My heart got tight again as I typed those lines, just as it did right after they asked me. Yes, they need to realize the value of hard work that I can model for them, and that I’m not going to be available 100% of the time to play – but to come to expect me to say No every time they ask me to play? Man, that hurt.

I’ve been working a lot the past three years, probably more than I’ve worked in the rest of my career – working to get Fident to a place where I can take off more time, where I can play with them. But to what extent? At what point will Today become Tomorrow?

They’re not always going to want to play with their Dad. I was (am?) wasting Today moments thinking I was (am?) banking them for Tomorrow moments.

CASE #3 – A FRIEND

A friend of mine was recently diagnosed with ALS. At 34 years old. Doctors are saying a best case scenario for him is 10 years, with a more probable 3-5 years, with a pretty steep decline in quality of living. Barring a miracle, it’s a bleak situation. Him and his wife are having conversations that bring tears to my eyes – do they spend down their money and take family trips while they can? What are the plans for the kids? Does he want her to get remarried? What memories can they create so their kids remember their dad?

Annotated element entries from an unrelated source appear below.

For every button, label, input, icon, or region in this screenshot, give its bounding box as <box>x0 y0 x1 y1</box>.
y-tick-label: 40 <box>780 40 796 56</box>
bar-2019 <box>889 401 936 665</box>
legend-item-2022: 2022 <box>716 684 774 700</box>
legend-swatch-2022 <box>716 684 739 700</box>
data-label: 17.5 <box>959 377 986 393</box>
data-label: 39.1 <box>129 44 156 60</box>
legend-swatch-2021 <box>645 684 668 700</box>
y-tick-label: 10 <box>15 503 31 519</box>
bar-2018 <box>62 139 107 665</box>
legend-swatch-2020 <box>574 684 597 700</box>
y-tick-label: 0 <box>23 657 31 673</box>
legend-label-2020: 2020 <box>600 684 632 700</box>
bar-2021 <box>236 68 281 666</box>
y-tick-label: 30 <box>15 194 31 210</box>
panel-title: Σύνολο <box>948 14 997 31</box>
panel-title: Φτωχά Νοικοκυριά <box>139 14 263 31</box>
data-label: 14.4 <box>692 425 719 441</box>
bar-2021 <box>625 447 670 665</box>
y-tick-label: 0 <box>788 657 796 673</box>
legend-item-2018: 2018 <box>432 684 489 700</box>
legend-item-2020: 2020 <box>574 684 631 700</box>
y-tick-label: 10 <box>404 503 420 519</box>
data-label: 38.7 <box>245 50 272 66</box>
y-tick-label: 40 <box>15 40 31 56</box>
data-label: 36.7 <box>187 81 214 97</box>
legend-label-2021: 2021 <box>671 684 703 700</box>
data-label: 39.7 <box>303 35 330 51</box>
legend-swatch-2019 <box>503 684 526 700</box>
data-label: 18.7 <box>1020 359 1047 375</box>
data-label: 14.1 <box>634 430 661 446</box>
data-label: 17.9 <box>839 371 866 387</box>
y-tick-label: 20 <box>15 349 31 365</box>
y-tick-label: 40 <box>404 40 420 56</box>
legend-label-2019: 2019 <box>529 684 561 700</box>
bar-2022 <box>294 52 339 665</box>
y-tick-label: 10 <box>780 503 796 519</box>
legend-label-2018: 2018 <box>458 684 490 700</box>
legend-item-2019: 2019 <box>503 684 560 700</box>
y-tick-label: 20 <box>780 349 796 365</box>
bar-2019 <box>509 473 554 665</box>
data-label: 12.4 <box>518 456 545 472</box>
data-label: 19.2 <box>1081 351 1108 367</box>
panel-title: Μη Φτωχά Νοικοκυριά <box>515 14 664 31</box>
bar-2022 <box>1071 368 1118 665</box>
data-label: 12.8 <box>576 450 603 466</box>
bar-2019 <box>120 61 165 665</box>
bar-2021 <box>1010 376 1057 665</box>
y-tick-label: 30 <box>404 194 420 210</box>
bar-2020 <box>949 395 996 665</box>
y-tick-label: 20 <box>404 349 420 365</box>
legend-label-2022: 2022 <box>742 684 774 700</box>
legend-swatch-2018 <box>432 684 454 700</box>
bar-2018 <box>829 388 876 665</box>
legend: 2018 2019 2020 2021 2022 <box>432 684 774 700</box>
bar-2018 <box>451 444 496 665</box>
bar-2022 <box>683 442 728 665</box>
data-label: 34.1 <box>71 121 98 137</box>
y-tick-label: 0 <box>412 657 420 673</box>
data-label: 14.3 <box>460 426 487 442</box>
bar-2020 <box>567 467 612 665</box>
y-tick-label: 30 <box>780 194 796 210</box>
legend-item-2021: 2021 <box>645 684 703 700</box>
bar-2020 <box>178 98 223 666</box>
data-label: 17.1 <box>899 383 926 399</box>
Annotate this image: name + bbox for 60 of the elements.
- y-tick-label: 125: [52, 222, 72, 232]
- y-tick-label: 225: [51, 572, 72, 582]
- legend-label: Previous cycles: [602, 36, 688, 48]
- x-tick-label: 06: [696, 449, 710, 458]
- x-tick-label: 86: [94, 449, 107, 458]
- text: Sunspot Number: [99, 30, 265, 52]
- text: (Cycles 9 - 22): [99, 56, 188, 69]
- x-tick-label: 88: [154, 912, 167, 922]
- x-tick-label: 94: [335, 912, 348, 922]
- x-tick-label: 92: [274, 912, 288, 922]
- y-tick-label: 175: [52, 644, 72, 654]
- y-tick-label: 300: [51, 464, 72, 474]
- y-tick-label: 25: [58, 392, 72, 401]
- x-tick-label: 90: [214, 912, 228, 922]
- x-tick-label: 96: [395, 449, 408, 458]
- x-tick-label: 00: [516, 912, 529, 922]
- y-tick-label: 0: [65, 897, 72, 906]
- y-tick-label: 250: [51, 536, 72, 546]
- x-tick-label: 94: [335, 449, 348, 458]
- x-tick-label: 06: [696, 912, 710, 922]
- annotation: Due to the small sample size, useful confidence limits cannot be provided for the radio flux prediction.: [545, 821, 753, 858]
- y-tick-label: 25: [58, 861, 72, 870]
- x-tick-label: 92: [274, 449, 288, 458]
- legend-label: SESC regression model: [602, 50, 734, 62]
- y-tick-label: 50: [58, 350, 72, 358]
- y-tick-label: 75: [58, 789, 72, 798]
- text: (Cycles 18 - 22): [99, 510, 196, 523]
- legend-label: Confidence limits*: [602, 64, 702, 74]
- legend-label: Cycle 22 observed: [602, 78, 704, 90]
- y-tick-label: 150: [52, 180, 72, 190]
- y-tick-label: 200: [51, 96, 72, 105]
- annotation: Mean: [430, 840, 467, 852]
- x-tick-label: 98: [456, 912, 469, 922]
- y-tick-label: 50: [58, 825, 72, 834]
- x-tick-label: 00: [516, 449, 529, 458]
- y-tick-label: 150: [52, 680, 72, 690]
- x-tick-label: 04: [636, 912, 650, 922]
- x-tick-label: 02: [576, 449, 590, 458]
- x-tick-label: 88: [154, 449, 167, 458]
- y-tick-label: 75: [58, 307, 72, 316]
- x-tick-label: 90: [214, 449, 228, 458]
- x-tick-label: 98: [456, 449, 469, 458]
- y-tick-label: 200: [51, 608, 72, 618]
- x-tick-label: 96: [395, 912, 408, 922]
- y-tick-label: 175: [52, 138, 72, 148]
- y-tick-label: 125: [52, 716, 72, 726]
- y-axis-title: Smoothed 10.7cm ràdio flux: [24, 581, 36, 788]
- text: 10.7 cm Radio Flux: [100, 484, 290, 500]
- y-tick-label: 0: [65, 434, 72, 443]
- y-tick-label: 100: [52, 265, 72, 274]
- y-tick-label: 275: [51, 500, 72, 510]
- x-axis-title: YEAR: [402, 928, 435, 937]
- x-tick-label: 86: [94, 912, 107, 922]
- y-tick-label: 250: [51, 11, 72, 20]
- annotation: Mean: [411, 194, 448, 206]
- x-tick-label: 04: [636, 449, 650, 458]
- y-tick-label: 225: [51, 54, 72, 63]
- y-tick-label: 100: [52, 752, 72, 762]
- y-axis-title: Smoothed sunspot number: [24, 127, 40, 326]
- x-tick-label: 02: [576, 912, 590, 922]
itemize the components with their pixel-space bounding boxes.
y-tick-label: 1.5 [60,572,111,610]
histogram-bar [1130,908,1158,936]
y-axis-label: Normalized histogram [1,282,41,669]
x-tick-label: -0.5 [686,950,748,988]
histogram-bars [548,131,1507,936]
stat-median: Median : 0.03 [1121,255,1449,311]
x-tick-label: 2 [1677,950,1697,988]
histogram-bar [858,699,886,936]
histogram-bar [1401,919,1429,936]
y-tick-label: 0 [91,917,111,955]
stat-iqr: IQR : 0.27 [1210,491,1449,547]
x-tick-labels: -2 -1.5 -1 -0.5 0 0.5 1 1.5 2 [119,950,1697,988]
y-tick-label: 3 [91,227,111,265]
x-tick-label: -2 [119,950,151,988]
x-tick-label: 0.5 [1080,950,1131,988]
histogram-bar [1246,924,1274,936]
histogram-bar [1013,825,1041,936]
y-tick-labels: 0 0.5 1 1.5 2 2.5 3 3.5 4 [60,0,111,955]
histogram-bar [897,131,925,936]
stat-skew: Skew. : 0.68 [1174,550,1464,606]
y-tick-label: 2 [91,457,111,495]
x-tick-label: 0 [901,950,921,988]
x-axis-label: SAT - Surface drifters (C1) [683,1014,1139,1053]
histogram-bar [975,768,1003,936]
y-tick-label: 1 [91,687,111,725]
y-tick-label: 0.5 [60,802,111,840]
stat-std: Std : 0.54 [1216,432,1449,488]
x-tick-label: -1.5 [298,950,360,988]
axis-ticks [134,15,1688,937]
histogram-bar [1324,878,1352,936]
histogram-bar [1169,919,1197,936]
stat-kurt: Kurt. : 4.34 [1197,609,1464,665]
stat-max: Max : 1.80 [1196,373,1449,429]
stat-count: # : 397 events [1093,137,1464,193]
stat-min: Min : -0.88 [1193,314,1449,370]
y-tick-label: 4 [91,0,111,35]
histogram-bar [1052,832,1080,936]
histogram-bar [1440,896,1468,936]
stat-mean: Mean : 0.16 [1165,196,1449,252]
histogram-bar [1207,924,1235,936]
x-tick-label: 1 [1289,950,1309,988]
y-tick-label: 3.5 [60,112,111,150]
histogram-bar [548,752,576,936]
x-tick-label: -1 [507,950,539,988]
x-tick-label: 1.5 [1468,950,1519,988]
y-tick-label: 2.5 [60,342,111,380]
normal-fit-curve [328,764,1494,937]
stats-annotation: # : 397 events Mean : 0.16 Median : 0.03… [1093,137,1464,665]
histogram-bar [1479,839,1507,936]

And last week a friend of a friend, similar age, was killed by a freak accident at a beach playing with his kids. A regular wave hit him, hard, and broke his neck. Our family leaves for the Outer Banks in a few weeks. Unreal.

Tomorrow’s not promised to us. And this was a reminder to me, again, of that.

So whether it’s our time or our money, our abilities or our skills, we have to be intentional in balancing the short term probabilities of Today compared to the long term possibilities of Tomorrow. And the reality is that it’s an ongoing balancing act. Just like the seesaw, things will get unbalanced at times, and we’ll need to reassess. An outside perspective can help. A spouse, a mentor, a close friend, our kids. A real financial advisor who knows your values and goals.

Should we save and invest some of our money for Tomorrow? Of course.
Should we look forward to how we spend our time Tomorrow? Certainly.
Should we make plans and goals and strategies for Tomorrow? Without doubt.

Just make sure it doesn’t deprive you of enjoying and being present Today.

The financial advice-giving industry borderline obsesses over planning for Tomorrow. But Tomorrowland can be a dangerous place to spend all your time, energy, and money if you’re neglecting Today.

/ Update: at the end of 2020 we as a family defined Enough and I stopped taking on new clients in an effort to spend even more time living in Today.